Combining individually approved myeloma treatments
Talvey and Tecvayli are individually approved in the U.S. to treat certain adults with myeloma whose disease is relapsed or refractory, meaning the cancer either failed to respond to prior treatments or came back after initially responding to other treatments. Both therapies work by simultaneously targeting a protein on myeloma cells and a protein on cancer-killing immune cells called T-cells. By binding to both simultaneously, these therapies aim to spur the immune system to more effectively kill cancer cells.
The new data come from an ongoing Phase 1/2 study called RedirecTT-1 (NCT04586426), which is testing the combination of Talvey and Tecvayli in more than 200 people with relapsed or refractory myeloma. In the trial, both Talvey and Tecvayli were given by under-the-skin injection every other week in 28-week cycles. Patients had the option to switch to once-monthly dosing at their doctors’ discretion.

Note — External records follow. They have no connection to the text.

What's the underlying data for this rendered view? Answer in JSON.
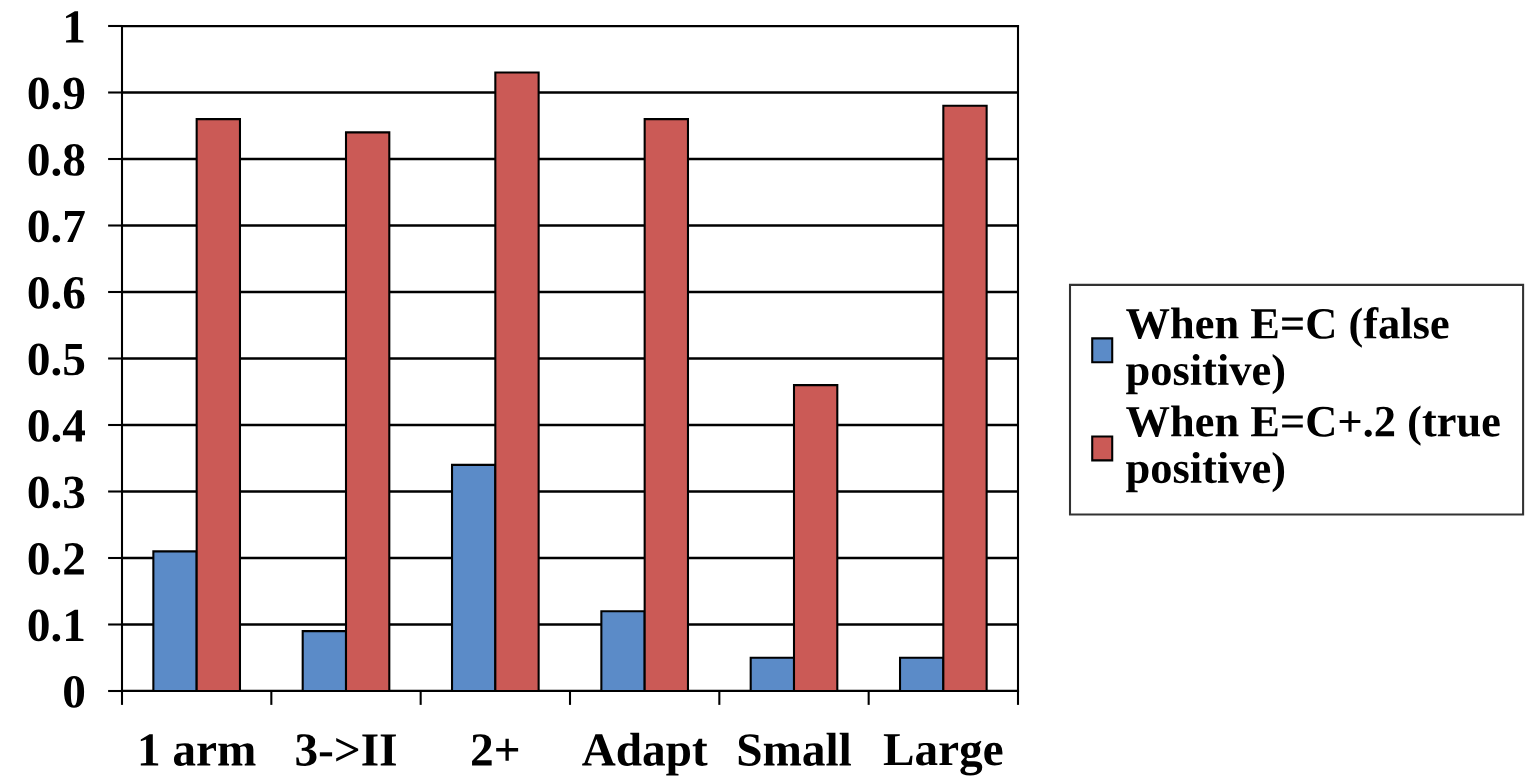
{
  "chart_data": {
    "type": "bar",
    "categories": [
      "1 arm",
      "3->II",
      "2+",
      "Adapt",
      "Small",
      "Large"
    ],
    "series": [
      {
        "name": "When E=C (false positive)",
        "color": "#5b8bc8",
        "values": [
          0.21,
          0.09,
          0.34,
          0.12,
          0.05,
          0.05
        ]
      },
      {
        "name": "When E=C+.2 (true positive)",
        "color": "#cb5a56",
        "values": [
          0.86,
          0.84,
          0.93,
          0.86,
          0.46,
          0.88
        ]
      }
    ],
    "ylim": [
      0,
      1
    ],
    "yticks": [
      0,
      0.1,
      0.2,
      0.3,
      0.4,
      0.5,
      0.6,
      0.7,
      0.8,
      0.9,
      1
    ],
    "grid": "y",
    "legend": "right"
  }
}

The presentation focused on outcomes from 90 study participants who had EMD. More than 80% of these patients had previously received at least three prior lines of treatment, and more than a third of them had received five or more previous treatments.

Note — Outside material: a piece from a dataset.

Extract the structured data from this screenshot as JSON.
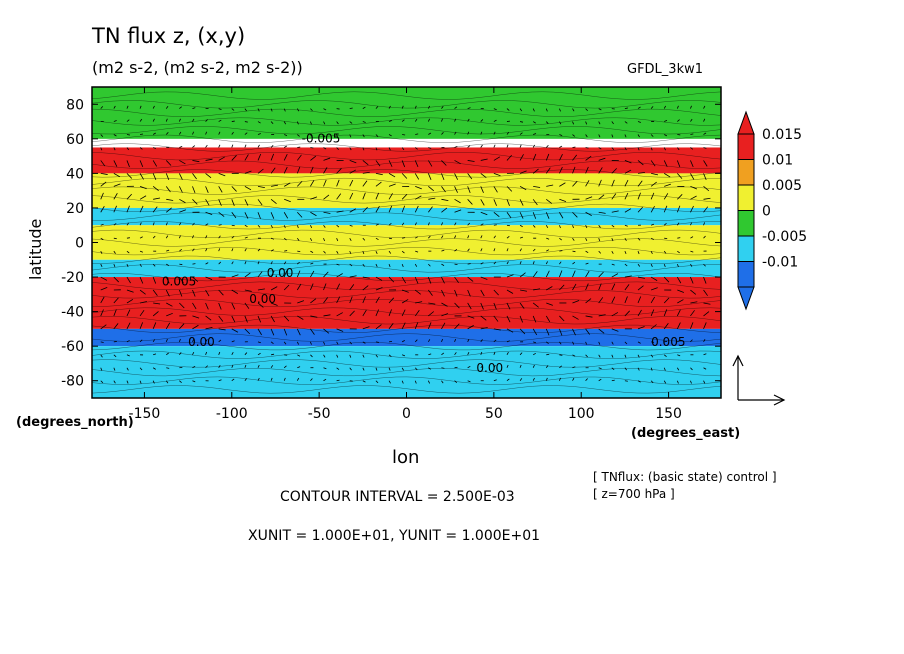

Results showed that the overall response rate was 78.9%, meaning more than three out of four patients experienced a reduction in cancer burden following combination treatment with Talvey and Tecvayli. More than half (54.4%) of the patients had a complete response, meaning their cancer went away following the combination therapy. Response rates were similar among patients who had had various types of previous treatments, including CAR T-cell therapies and other bispecific antibody therapies.

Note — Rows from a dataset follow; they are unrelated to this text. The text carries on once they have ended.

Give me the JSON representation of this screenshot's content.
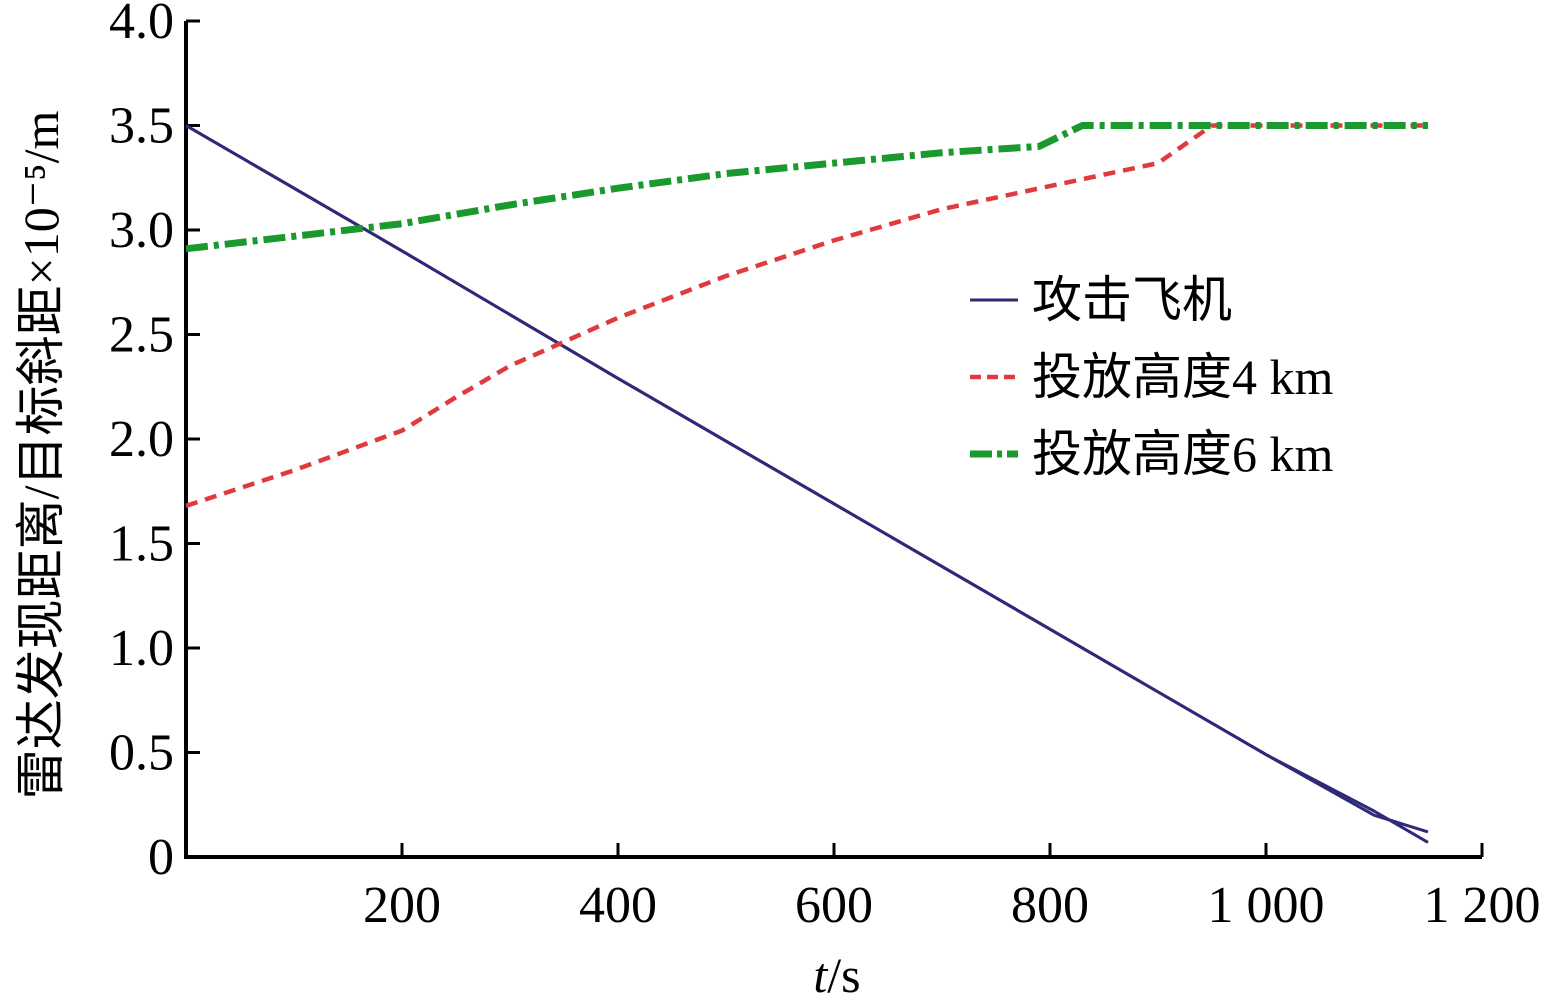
{
  "chart_data": {
    "type": "line",
    "title": "",
    "xlabel_italic": "t",
    "xlabel_rest": "/s",
    "ylabel": "雷达发现距离/目标斜距×10⁻⁵/m",
    "xlim": [
      0,
      1200
    ],
    "ylim": [
      0,
      4.0
    ],
    "x_ticks": [
      200,
      400,
      600,
      800,
      1000,
      1200
    ],
    "x_tick_labels": [
      "200",
      "400",
      "600",
      "800",
      "1 000",
      "1 200"
    ],
    "y_ticks": [
      0,
      0.5,
      1.0,
      1.5,
      2.0,
      2.5,
      3.0,
      3.5,
      4.0
    ],
    "y_tick_labels": [
      "0",
      "0.5",
      "1.0",
      "1.5",
      "2.0",
      "2.5",
      "3.0",
      "3.5",
      "4.0"
    ],
    "grid": false,
    "legend_position": "center-right",
    "series": [
      {
        "name": "攻击飞机",
        "color": "#2e2a78",
        "style": "solid",
        "points": [
          [
            0,
            3.5
          ],
          [
            200,
            2.9
          ],
          [
            400,
            2.29
          ],
          [
            600,
            1.69
          ],
          [
            800,
            1.09
          ],
          [
            1000,
            0.49
          ],
          [
            1100,
            0.2
          ],
          [
            1150,
            0.12
          ]
        ]
      },
      {
        "name": "攻击飞机",
        "color": "#2e2a78",
        "style": "solid",
        "legend": false,
        "points": [
          [
            0,
            3.5
          ],
          [
            200,
            2.9
          ],
          [
            400,
            2.29
          ],
          [
            600,
            1.69
          ],
          [
            800,
            1.09
          ],
          [
            1000,
            0.49
          ],
          [
            1100,
            0.22
          ],
          [
            1150,
            0.07
          ]
        ]
      },
      {
        "name": "投放高度4 km",
        "color": "#e03a3e",
        "style": "dashed",
        "points": [
          [
            0,
            1.68
          ],
          [
            100,
            1.85
          ],
          [
            200,
            2.04
          ],
          [
            250,
            2.2
          ],
          [
            300,
            2.35
          ],
          [
            400,
            2.58
          ],
          [
            500,
            2.78
          ],
          [
            600,
            2.95
          ],
          [
            700,
            3.1
          ],
          [
            800,
            3.21
          ],
          [
            900,
            3.32
          ],
          [
            950,
            3.5
          ],
          [
            1150,
            3.5
          ]
        ]
      },
      {
        "name": "投放高度6 km",
        "color": "#1a9a2e",
        "style": "dashdot",
        "points": [
          [
            0,
            2.91
          ],
          [
            100,
            2.97
          ],
          [
            200,
            3.03
          ],
          [
            300,
            3.12
          ],
          [
            400,
            3.2
          ],
          [
            500,
            3.27
          ],
          [
            600,
            3.32
          ],
          [
            700,
            3.37
          ],
          [
            790,
            3.4
          ],
          [
            830,
            3.5
          ],
          [
            1150,
            3.5
          ]
        ]
      }
    ]
  }
}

About two-thirds (66.2%) of the patients who responded to the combination treatment were still in response as of the latest data cut-off, with a median follow-up time of more than a year. Overall, 74.5% of the trial participants were still alive after one year, and 61% were both alive and free from disease progression after one year.
“The investigational combination of Talvey and Tecvayli has demonstrated deep, durable responses in patients with relapsed or refractory multiple myeloma, and now shows great promise in those with extramedullary myeloma, where standard therapies often fall short,” said Yael Cohen, MD, study investigator and head of the myeloma unit at Tel-Aviv Sourasky Medical Center in Israel.
Safety data from the RedirecTT-1 study have been consistent with the known safety profiles of Talvey and Tecvayli individually. Serious side effects were reported in most of the participants, with the most common being low counts of immune cells. Most patients experienced an inflammatory reaction called cytokine release syndrome, though in most cases this was not serious.
In 10 participants, safety problems proved fatal. Five of those events were due to infections, and the other five were not related to the combination treatment.
Overall, available data from the ongoing clinical trial “[show] the power of this novel dual-targeting combination approach as a potential treatment option for patients with this disease,” Cohen said.